A rare combination of factors are being blamed for the New Zealand Christchurch magnitude-6.3 earth quake, the latest scientific investigations into Feb. 22 earthquake show.

Violent, unprecedented ground-shaking, unusually high levels of energy release, a fault pointing at the city like a loaded gun and trampoline-like bouncing of ground layers under the city combined over about 20 seconds on February 22 to cause the disaster, according to New Zealand's Institute of Geological and Nuclear Sciences (GNS).

GNS Science seismologist Bill Fry said on Friday the quake was so well documented by the network of instruments around Christchurch that it would change international scientific thinking about earthquakes.

"We don't have many such good recordings from so near the source. Seismologists globally will be looking at this for a long time to come," Fry was quoted as saying by The Press.

He said that ground acceleration more than twice that of gravity in some parts of Christchurch was the strongest recorded in a New Zealand quake and up to four times greater than the maximum acceleration measured in last week's magnitude-9.0 quake 130 km off northeast Japan.

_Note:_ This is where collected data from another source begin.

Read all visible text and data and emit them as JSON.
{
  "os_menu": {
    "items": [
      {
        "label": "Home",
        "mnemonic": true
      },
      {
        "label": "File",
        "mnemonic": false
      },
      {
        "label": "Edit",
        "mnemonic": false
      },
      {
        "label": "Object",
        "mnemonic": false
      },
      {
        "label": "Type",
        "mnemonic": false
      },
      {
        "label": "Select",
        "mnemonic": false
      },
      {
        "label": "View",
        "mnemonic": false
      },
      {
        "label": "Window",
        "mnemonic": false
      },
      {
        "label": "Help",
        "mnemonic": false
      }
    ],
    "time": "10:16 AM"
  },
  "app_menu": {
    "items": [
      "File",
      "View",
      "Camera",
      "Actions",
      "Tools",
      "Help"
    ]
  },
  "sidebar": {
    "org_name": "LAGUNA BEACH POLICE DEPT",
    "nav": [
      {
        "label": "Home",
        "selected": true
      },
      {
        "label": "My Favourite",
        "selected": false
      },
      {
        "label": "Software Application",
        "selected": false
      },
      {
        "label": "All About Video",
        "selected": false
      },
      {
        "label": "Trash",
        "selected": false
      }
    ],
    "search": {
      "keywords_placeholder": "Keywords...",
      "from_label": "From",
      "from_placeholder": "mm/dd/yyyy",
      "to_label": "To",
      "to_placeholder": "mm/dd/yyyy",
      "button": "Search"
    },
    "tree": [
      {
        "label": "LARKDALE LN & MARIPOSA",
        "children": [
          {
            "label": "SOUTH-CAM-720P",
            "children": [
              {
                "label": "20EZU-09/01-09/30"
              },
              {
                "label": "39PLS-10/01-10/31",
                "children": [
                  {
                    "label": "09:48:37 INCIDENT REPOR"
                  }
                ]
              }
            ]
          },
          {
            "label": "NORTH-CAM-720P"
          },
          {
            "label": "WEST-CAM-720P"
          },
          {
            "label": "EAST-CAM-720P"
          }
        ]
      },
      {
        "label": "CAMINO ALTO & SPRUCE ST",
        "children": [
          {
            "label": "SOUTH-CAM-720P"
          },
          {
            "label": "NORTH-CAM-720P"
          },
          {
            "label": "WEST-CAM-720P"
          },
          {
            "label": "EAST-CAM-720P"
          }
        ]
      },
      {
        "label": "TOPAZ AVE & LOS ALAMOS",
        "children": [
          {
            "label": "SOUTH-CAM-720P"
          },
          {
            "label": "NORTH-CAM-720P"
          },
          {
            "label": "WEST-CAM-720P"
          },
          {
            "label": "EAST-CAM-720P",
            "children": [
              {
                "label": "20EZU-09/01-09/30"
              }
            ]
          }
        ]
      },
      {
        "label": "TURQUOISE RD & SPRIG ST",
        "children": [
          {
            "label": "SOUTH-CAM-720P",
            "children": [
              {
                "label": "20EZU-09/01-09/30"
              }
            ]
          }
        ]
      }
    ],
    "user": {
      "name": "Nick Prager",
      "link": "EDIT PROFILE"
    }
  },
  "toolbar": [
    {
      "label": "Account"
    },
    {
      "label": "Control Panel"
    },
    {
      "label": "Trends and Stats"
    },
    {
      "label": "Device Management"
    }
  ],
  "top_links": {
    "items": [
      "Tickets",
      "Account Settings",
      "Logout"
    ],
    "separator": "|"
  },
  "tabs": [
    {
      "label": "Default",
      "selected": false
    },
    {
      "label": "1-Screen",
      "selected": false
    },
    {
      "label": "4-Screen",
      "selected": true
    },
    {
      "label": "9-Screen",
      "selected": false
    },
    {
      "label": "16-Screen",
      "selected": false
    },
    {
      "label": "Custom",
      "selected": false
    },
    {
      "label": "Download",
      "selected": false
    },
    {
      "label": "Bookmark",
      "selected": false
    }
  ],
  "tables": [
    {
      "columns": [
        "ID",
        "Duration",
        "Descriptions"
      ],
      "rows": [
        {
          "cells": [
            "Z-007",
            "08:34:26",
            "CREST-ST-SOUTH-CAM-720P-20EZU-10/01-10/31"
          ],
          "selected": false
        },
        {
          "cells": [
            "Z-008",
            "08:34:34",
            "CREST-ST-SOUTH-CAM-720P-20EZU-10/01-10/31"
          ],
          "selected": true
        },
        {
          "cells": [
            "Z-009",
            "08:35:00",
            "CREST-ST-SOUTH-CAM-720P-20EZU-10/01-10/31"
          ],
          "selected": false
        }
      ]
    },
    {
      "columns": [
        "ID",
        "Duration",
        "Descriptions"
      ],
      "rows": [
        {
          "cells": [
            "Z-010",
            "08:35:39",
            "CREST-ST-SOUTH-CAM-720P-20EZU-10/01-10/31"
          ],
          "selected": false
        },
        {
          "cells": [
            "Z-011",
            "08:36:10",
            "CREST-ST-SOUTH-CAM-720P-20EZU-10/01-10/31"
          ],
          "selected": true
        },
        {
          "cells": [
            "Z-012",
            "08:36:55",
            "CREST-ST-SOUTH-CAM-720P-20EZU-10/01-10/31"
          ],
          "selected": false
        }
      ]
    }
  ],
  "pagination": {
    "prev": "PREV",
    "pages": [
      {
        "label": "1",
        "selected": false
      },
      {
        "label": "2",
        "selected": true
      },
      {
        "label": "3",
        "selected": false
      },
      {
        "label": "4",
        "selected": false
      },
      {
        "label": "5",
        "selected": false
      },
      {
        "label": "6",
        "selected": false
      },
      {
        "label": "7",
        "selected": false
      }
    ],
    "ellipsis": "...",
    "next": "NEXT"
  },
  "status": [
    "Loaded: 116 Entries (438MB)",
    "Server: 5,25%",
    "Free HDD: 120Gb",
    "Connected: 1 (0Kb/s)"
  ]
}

Fry said the faults that broke, causing Canterbury's big quakes last month and in September last year, were unusually strong.

The ground breaking along the fault only lasted about three seconds but the city was feeling the first waves before the rupture was over because of its speed.

Ground shaking was worse because the waves from the rupture, and the rupture, moved in the same direction. The fault was sloping down towards the southeast and so it directed much of its energy northwest across the city.

When the earthquake hit, the weaker top few meters of ground under the city "trampolined" further upwards than stronger layers lower down and separated from them.

"Think of jumping on a trampoline. If you change the rate at which you jump, and get out of synch with the trampoline, when you come down and land as the trampoline is still heading upwards, you get quite a jolt to your knees," Fry said.

The magnitude 6.3 quake devastated Christchurch central city and killed an estimated 182 people.